• Simon Bridges’ Bad Luck

    In the British House of Commons, Government Ministers sit on the “front bench”, and, as they rise to speak from the Despatch Box, they are compelled to face the serried ranks of the Opposition.

    The story goes that a young Minister, about to speak from the Despatch Box for the first time, confessed to the then Prime Minister, Harold Macmillan, that he was nervous about speaking, with “the enemy” directly in front of him.

    “They are not your enemies, they are your opponents,” Macmillan assured him. “Your enemies are behind you.”

    Someone who will know the truth of that observation, without doubt, is Simon Bridges. As a recent opinion poll shows not only that his rating as preferred Prime Minister remains worryingly low, but also that National has slipped considerably in party support, he can almost hear the vultures wheeling above and behind him.

    He has little to fear from his opponents in government who will no doubt be happy to see him remain as National leader until the election is out of the way. The real threat to his leadership will come from those seated behind him.

    There is nothing surprising about this scenario. What is surprising, however, is that he is so lacking in the necessary instinct for self-preservation that he does not learn from his mistakes.

    It is only a week or so ago that he provoked an angry backlash, even from his own supporters, for remarks he made that were seen as disturbing and breaking ranks with the national consensus as to the best way to fight the pandemic.

    Yet he was at it again just a few days later, provoking the same reaction, and producing yet another round of speculation about his leadership.

    It is almost as though his anxiety about maintaining his position leads him to cast all calm judgment and good sense aside. He is by all accounts doing a good job as chair of the “scrutiny” committee set up to hold the government to account. And he is entitled, as Leader of the Opposition, to ask searching and critical questions of the government.

    But he seems to lack a “feel” for the national mood. That mood is one of determination to work together and to make the necessary sacrifices so that the crisis can be brought to an end and we can return to normal as soon as possible.

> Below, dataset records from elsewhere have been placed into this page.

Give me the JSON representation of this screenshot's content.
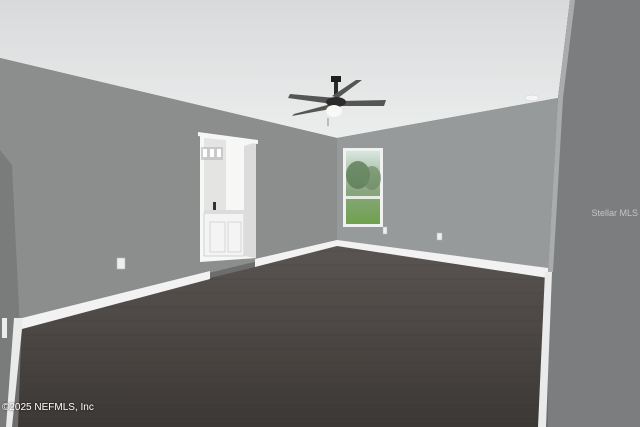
{
  "watermark": "Stellar MLS",
  "copyright": "©2025 NEFMLS, Inc",
  "colors": {
    "ceiling": "#e8e9ea",
    "wall_left": "#8b8d8c",
    "wall_back": "#96999a",
    "wall_right": "#7d7f80",
    "floor": "#4a4643",
    "baseboard": "#f3f3f3"
  }
}
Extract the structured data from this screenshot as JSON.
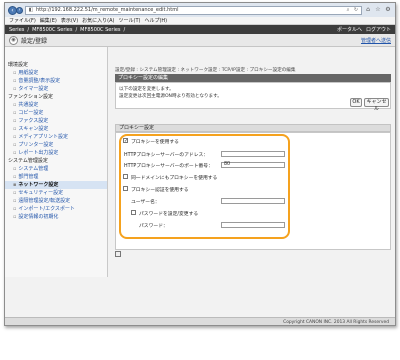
{
  "browser": {
    "url": "http://192.168.222.51/m_remote_maintenance_edit.html",
    "menu": [
      "ファイル(F)",
      "編集(E)",
      "表示(V)",
      "お気に入り(A)",
      "ツール(T)",
      "ヘルプ(H)"
    ]
  },
  "title_bar": {
    "brand": "Series",
    "model_a": "MF8500C Series",
    "model_b": "MF8500C Series",
    "portal": "ポータルへ",
    "logout": "ログアウト"
  },
  "header": {
    "title": "設定/登録",
    "admin_link": "管理者へ送信"
  },
  "sidebar": {
    "sections": [
      {
        "title": "環境設定",
        "items": [
          "用紙設定",
          "音量調整/表示設定",
          "タイマー設定"
        ]
      },
      {
        "title": "ファンクション設定",
        "items": [
          "共通設定",
          "コピー設定",
          "ファクス設定",
          "スキャン設定",
          "メディアプリント設定",
          "プリンター設定",
          "レポート出力設定"
        ]
      },
      {
        "title": "システム管理設定",
        "items": [
          "システム管理",
          "部門管理",
          "ネットワーク設定",
          "セキュリティー設定",
          "遠隔管理設定/転送設定",
          "インポート/エクスポート",
          "設定情報の初期化"
        ]
      }
    ],
    "active": "ネットワーク設定"
  },
  "main": {
    "breadcrumb": "設定/登録 : システム管理設定 : ネットワーク設定 : TCP/IP設定 : プロキシー設定の編集",
    "section_title": "プロキシー設定の編集",
    "info_line1": "以下の設定を変更します。",
    "info_line2": "設定変更は次回主電源ON時より有効となります。",
    "ok_label": "OK",
    "cancel_label": "キャンセル",
    "proxy_title": "プロキシー設定",
    "use_proxy_label": "プロキシーを使用する",
    "use_proxy_checked": true,
    "http_addr_label": "HTTPプロキシーサーバーのアドレス：",
    "http_addr_value": "",
    "http_port_label": "HTTPプロキシーサーバーのポート番号：",
    "http_port_value": "80",
    "same_domain_label": "同一ドメインにもプロキシーを使用する",
    "same_domain_checked": false,
    "auth_label": "プロキシー認証を使用する",
    "auth_checked": false,
    "username_label": "ユーザー名：",
    "username_value": "",
    "set_password_label": "パスワードを設定/変更する",
    "set_password_checked": false,
    "password_label": "パスワード：",
    "password_value": ""
  },
  "footer": {
    "copyright": "Copyright CANON INC. 2013 All Rights Reserved"
  }
}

    Almost everyone – apart from a couple of high-profile exceptions, sniping from the fringes – understands that to relax too soon, in the supposed interests of the economy and small businesses in particular, would be to risk not only a further substantial round of cases and deaths, but also a prolongation of the lockdowns and therefore the prospect of even more economic damage.

    The lockdowns have had an adverse impact on virtually all of us – some, of course, more than others. We will all be glad to see them behind us. Inevitably, there are those who will see only the impact on them personally and who, without realising what others are also going through, will be quick to claim that they are suffering unduly or unfairly.

    Fortunately for us as a nation, there is plenty of evidence that the course we are following is paying off. Of course, there have been and will be occasional and minor hiccups in what has been a hugely complex medical and organisational effort, but we can be sure that the figures do not lie when they show that we have done better than probably any other country.

    And, in case we are in any doubt about this, the international media coverage has been unanimous in congratulating us on our efforts to bring the rate of new cases and deaths under something approaching control – and they have been equally quick to recognise the excellent leadership provided to us.

    And it is on this latter point that Simon Bridges’ vulnerability is at its most acute. He has had the great misfortune to have to shadow a Prime Minister who, by common and universal consent, has played a blinder. That is his bad luck – but the rest of us can be glad that it is so.